Ed Foster. EULA Nasties. Ed Foster’s Gripe Log. May 13, 2004.
Ed Foster. Fair Terms. Ed Foster’s Gripe Log. May 6, 2004.
Elsevier to Allow Pre-Production Posts
"According to a post on the SPARC Open Access Forum, Elsevier has declared they will allow authors who publish in any of their 1,700+ journals to put their peer-reviewed post-prints on their personal webpages and their own institutional repositories, where they can be made available, for free, to anyone with internet access.
"This does sound like a big shift on Elsevier’s part, and now that Elsevier has made this concession, it is crucial that authors take the next steps to ensure that their research is made available to wider audiences.
"But I still see plenty of challenges here for librarians, who will have to continue advocating for open access, promoting institutional repositories, and developing ways for all that material to be made accessible through simple search systems.
"Does all this mean that Elsevier has seen the light? I wouldn’t bet on it."
Commons-Blog. Elsevier to Allow Open Access Archiving. May 27, 2004.
Updates:
Richard Wray. Reed Allows Academics Free Web Access. The Guardian. June 3, 2004.
Reed Elsevier. Comments on Evolutions in Scientific, Technical and Medical Publishing and Reflections on Possible Implications of Open Access Journals for the UK. (.pdf) February 2004.
Attribution: SNTReport.com first discovered news of the Guardian article and the Elsevier report through a posting in beSpacific, edited by Sabrina Pacifici.
Lessig & Penguin Give Away Free Culture
Courtesy of the Creative Commons blog, I have just read an interesting story about how a creator might use the Creative Commons licensing program and still manage to make some money in the process. In particular, the story analyzes Lawrence Lessig‘s decision (along with his publisher, Penguin) to distribute free electronic copies of his new book Free Culture, and the business model any author might use in order to earn money from a creative work in the age of digital reproduction and distribution.
"Let’s say you’ve written a book. A book that is worth publishing. Let’s say you’ve got a publisher for your book. A publisher that people have heard of. What happens when you convince your publisher to give your book away, for free, to anyone who wants it?
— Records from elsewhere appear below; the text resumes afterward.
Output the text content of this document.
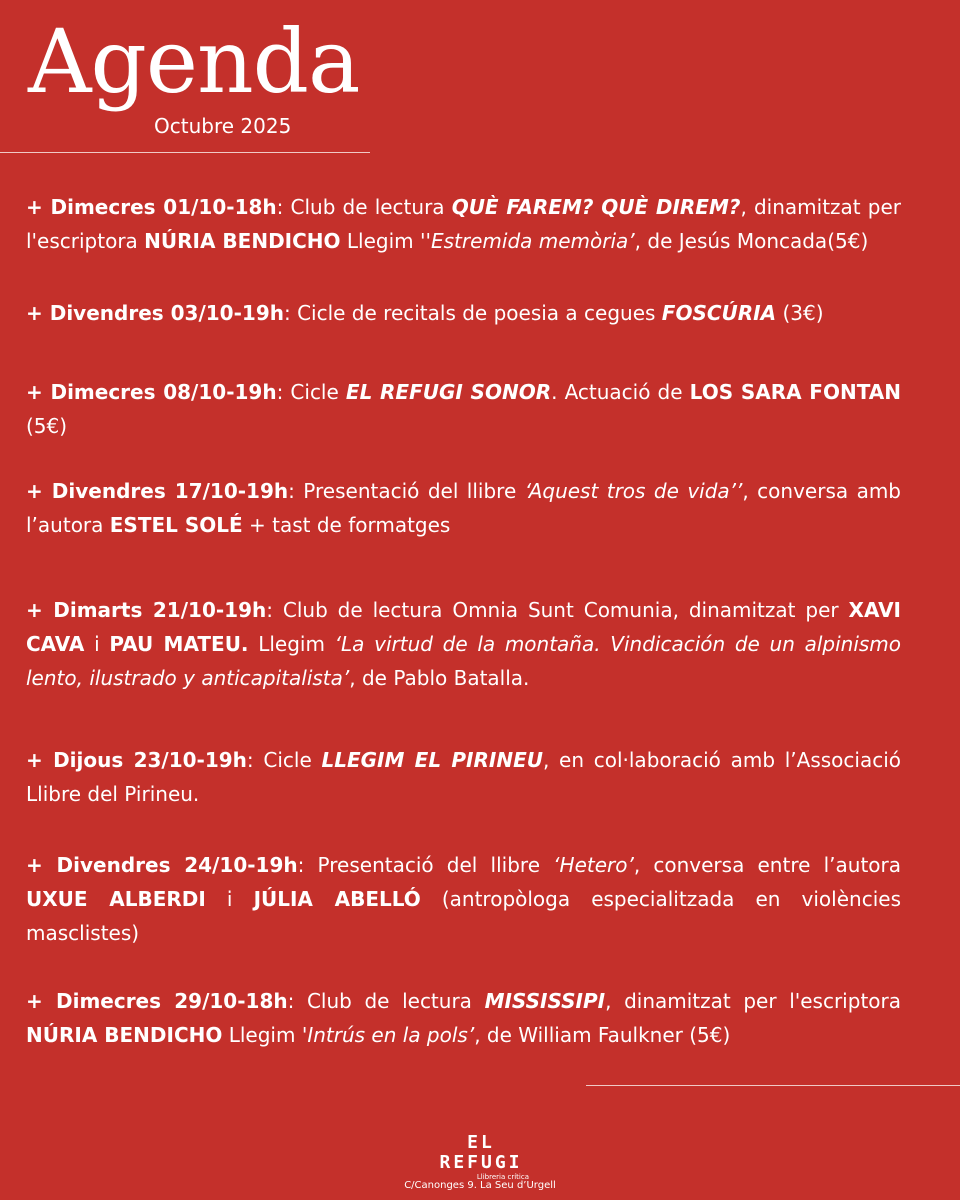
Agenda
Octubre 2025

+ Dimecres 01/10-18h: Club de lectura QUÈ FAREM? QUÈ DIREM?, dinamitzat per l'escriptora NÚRIA BENDICHO Llegim ''Estremida memòria’, de Jesús Moncada(5€)

+ Divendres 03/10-19h: Cicle de recitals de poesia a cegues FOSCÚRIA (3€)

+ Dimecres 08/10-19h: Cicle EL REFUGI SONOR. Actuació de LOS SARA FONTAN (5€)

+ Divendres 17/10-19h: Presentació del llibre ‘Aquest tros de vida’’, conversa amb l’autora ESTEL SOLÉ + tast de formatges

+ Dimarts 21/10-19h: Club de lectura Omnia Sunt Comunia, dinamitzat per XAVI CAVA i PAU MATEU. Llegim ‘La virtud de la montaña. Vindicación de un alpinismo lento, ilustrado y anticapitalista’, de Pablo Batalla.

+ Dijous 23/10-19h: Cicle LLEGIM EL PIRINEU, en col·laboració amb l’Associació Llibre del Pirineu.

+ Divendres 24/10-19h: Presentació del llibre ‘Hetero’, conversa entre l’autora UXUE ALBERDI i JÚLIA ABELLÓ (antropòloga especialitzada en violències masclistes)

+ Dimecres 29/10-18h: Club de lectura MISSISSIPI, dinamitzat per l'escriptora NÚRIA BENDICHO Llegim 'Intrús en la pols’, de William Faulkner (5€)

EL REFUGI
Llibreria crítica
C/Canonges 9. La Seu d’Urgell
This isn’t about giving review copies to journalists, this is about converting the book into an electronic format and giving it away to the general public so that they don’t have to spend their hard-earned cash on buying a hardcopy for their hardwood bookshelf.
"If you believed the RIAA and other proponents of draconian copyright legislation, what happens when there is a choice between a free (legal or otherwise) download and a bought physical product, people will choose the free version over the bought version. Thus, say the RIAA, each time the free version is downloaded a sale is lost and the creators (read: rights holders) lose out financially.
"By this logic, giving away your book, even with the consent of your publisher, is a bad idea. Commercial suicide even. It’s not something that any sane author should do, surely?"
Suw Charman. Something for Nothing: The Free Culture AudioBook Project. Chocolate and Vodka. May 24, 2004.
Apple’s DRM for iTunes
"On a panel a few weeks ago, I asked the head lawyer for Apple’s iTunes Music Store whether Apple would, if it could, drop the FairPlay DRM from tracks purchased at the Music Store," said Fred von Lohmann, counsel for the Electronic Frontier Foundation. "He said ‘no.’ I was puzzled, because I assumed that the DRM obligation was imposed by the major labels on a grudging Apple.
"Thanks to the recent Berkman Center report on the iTunes Music Store, I think I understand. Apple’s warm embrace of DRM here is every bit as reprehensible as Lexmark’s effort to use DRM to eliminate interoperable printer cartridges and Chamberlain’s effort to use DRM against replacement garage door clickers."
Electronic Frontier Foundation. FairPlay: Another Anticompetitive Use of DRM. Deep Links. May 25, 2004.
A Copyfighter’s Musings. Welfare Economics of FairPlay and DRM Lock-in. May 15, 2004.